TGR5 is a G protein-coupled bile acid receptor that mediates multiple metabolic effects. Its activation by bile acids or synthetic agonists increases energy expenditure in adipose tissue and muscle and reduces body weight in obese mice. It also improves glucose tolerance (through the release of glucagon-like peptide-1 (GLP-1) from enteroendocrine cells) and reduces inflammatory processes. Preliminary data that we obtained in our laboratory confirmed that TGR5 is important to maintain a healthy bone phenotype because genetic deletion of this receptor decreased bone content compared to wild-type mice.
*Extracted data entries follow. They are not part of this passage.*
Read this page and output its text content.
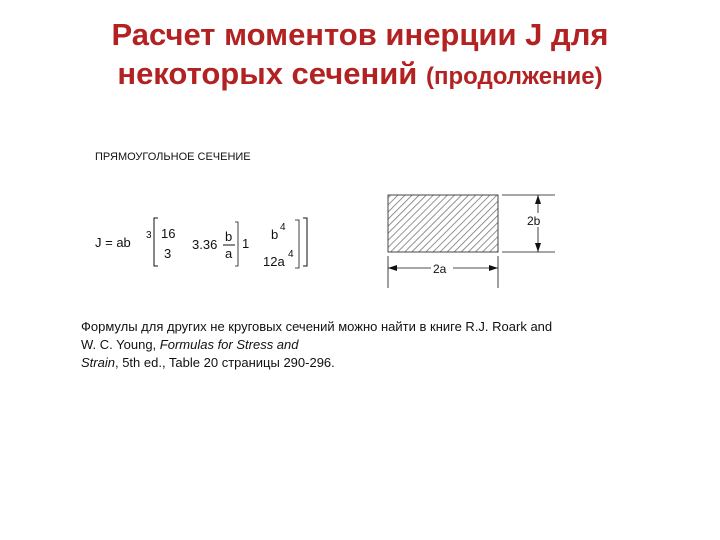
Расчет моментов инерции J для
некоторых сечений (продолжение)
ПРЯМОУГОЛЬНОЕ СЕЧЕНИЕ
J = ab 3 16
3
3.36
b
a
1
b 4
12a 4
2b
2a
Формулы для других не круговых сечений можно найти в книге R.J. Roark and W. C. Young, Formulas for Stress and
Strain, 5th ed., Table 20 страницы 290-296.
Efficient treatments for osteoporosis without any side effect are currently missing; this is why the search for alternatives is becoming highly relevant. Our project includes a pre-clinical phase to evaluate the use of TGR5 agonists in a mouse model of osteoporosis. If this study is successful it could eventually lead to the development of new pharmacological agents for this disease. The overall goal of this proposal is to elucidate the role of the membrane bile acid receptor TGR5 in the regulation of bone remodeling. The strategy includes the use of a combination of in vitro, in vivo and in silico approaches that, combined, will unveil the role of the bile acid-TGR5 signaling axis in the control of bone homeostasis and evaluate the use of selective TGR5 agonists for the treatment of menopause-induced osteoporosis. In addition, we will use an unbiased systems approach to identify novel biomarkers for this disease.